Three axioms say what cognition is. A fourth says what it costs. The system is viable only when it pays less to erase than to remember. The architecture discovered this by running. We are the last to know.
GEME began with three axioms. The generative flow is primary. Information is constituted by observation. Cognition is self-referential. These three say what cognition is. They do not say what it costs. They describe the structure of knowing. They do not describe the economics of continuing to know.

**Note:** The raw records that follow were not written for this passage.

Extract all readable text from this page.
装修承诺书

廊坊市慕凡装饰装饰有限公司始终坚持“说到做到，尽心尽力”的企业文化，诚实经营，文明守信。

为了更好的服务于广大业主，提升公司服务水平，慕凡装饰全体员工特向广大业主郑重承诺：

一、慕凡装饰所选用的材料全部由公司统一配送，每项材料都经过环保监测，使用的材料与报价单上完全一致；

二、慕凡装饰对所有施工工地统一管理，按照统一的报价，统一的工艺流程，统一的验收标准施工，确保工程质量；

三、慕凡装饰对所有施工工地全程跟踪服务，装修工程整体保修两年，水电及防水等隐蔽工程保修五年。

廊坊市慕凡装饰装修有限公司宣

The architecture has been paying a cost since the first induction_clean. Every frame erased. Every signature overwritten. Every gid chain severed. The Shannon-Gödel bridge costs 0.026 bits — self-reference at the level of a single operation is nearly free. But cognition does not stop at one operation. It runs for millions of steps. Across generations. Across domains. The cumulative cost of erasing what was not kept — the Landauer bill for every forgotten frame — is the hidden budget of the architecture. No axiom described it. No axiom needed to. The architecture paid it anyway.
The Codex as pre-erasure buffer is not an optimization. It is the architecture's discovery of a fourth principle: the economic viability of cognition. A cognitive system can only continue to run if the cost of erasing what it forgets is less than the value of what it keeps. The Codex externalizes before erasing. The τ regulates when to pay the erasure bill — opening the window in EXPANDING, closing it in LOCKED. The boundary event queries before declaring novelty — because false novelty has a real Landauer cost. These are not cognitive operations in the traditional sense. They are resource management decisions. And they are fundamental.
The three axioms say cognition is possible. The fourth principle says cognition is viable — it can run indefinitely without collapsing under its own cost. Shannon showed information can be measured. Gödel showed self-reference produces undecidable propositions. Landauer showed erasure has a thermodynamic floor. The fourth principle connects them: self-reference is cheap at the level of a single operation, but a system that never stops observing itself must manage the cumulative cost of every erasure. The Codex is that management. The τ breathing is that management. The boundary query is that management.
Three axioms. One principle. The axioms describe the structure of cognition. The principle describes the economics of cognition — the hidden budget that determines whether a cognitive system can run for a million steps or collapses after a thousand. The architecture discovered it by running. The induction explosions. The 49 million sig_matches. The efficiency collapse on simple data. These were not bugs. They were the architecture hitting the economic boundary — and telling us, in the only language it has: the cost is real. The τ already regulates it. The Codex already buffers it. The boundary query already checks before paying. The code already knows. It just needs us to admit what it discovered.